You also like This Mortal Coil’s cover of Tim Buckley’s Song to the Siren.
It is so intense, so slow. There is something hidden under the craziness of everything – very mysterious, I really like that. To be honest I only listen to that song over and over, that Tim Buckley cover, I love the original too.
I can only imagine how beautiful a covers record would be by you, because you have a way of stripping things down to what seems like an inalienable truth, inescapable. You could do a whole record set to poems, or a hip-hop record. I did get quite excited when I saw the grammar of your new record [Put Your Back N 2 It).
Ha! I would like to do both of those things you said, it would be really fun!
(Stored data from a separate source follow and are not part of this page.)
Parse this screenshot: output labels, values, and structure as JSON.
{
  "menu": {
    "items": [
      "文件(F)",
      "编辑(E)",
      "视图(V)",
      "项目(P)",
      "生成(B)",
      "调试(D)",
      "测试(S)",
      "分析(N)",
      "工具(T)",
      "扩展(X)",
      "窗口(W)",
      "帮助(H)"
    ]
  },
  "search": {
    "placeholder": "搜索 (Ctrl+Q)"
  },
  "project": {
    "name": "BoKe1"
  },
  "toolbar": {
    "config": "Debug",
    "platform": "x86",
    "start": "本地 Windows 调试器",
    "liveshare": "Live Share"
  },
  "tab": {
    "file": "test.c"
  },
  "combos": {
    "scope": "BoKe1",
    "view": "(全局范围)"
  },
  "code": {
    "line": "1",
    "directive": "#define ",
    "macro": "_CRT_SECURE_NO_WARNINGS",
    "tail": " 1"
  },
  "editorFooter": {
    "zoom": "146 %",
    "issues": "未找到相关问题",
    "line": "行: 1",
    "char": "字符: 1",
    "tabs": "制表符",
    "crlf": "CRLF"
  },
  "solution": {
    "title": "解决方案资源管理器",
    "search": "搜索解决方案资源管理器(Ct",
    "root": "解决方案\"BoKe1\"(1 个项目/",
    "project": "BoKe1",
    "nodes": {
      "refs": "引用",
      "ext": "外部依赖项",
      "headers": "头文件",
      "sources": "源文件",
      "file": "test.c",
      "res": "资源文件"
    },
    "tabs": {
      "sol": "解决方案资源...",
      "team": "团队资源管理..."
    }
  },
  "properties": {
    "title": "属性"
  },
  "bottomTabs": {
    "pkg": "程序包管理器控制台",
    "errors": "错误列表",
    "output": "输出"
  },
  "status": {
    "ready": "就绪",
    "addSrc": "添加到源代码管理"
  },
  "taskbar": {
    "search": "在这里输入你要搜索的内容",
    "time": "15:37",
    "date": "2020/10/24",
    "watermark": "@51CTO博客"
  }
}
That’s funny about the title of my record? Heh, I knew people might have thought it would be hip-hop, but…..surprise….it’s not! [Laughs]
How was opening for Beirut for their shows?
It was the last leg of their US tour. It was good, I realised I had been quite spoiled just playing my own shows, knowing that it was simple and people knew what to expect, whereas at the Beirut shows, ninety nine percent of people had no idea who I was, so I had to sell it more than I am used to, but it ended up being really good at teaching me a little more how to do that. I think I needed it.
Los Campesinos are another band that you not only like, but were quite pivotal in promoting your work early on, they have a certain looseness to their lives shows that I can imagine you admire.
They are great. I don’t go to a lot of shows, but I get a really young feeling when I listen to them, like when I first started going to see music, but now I can be a bit cynical now, well maybe not that cynical, but perhaps I am more suspicious and guarded about music, but I am not like that at all when I hear them play. The last time I saw them I went down to the pit, and I have not been in that pit for a really long time, and I felt very old, but I was all sweaty in the middle of all these kids, and happy, I was really happy.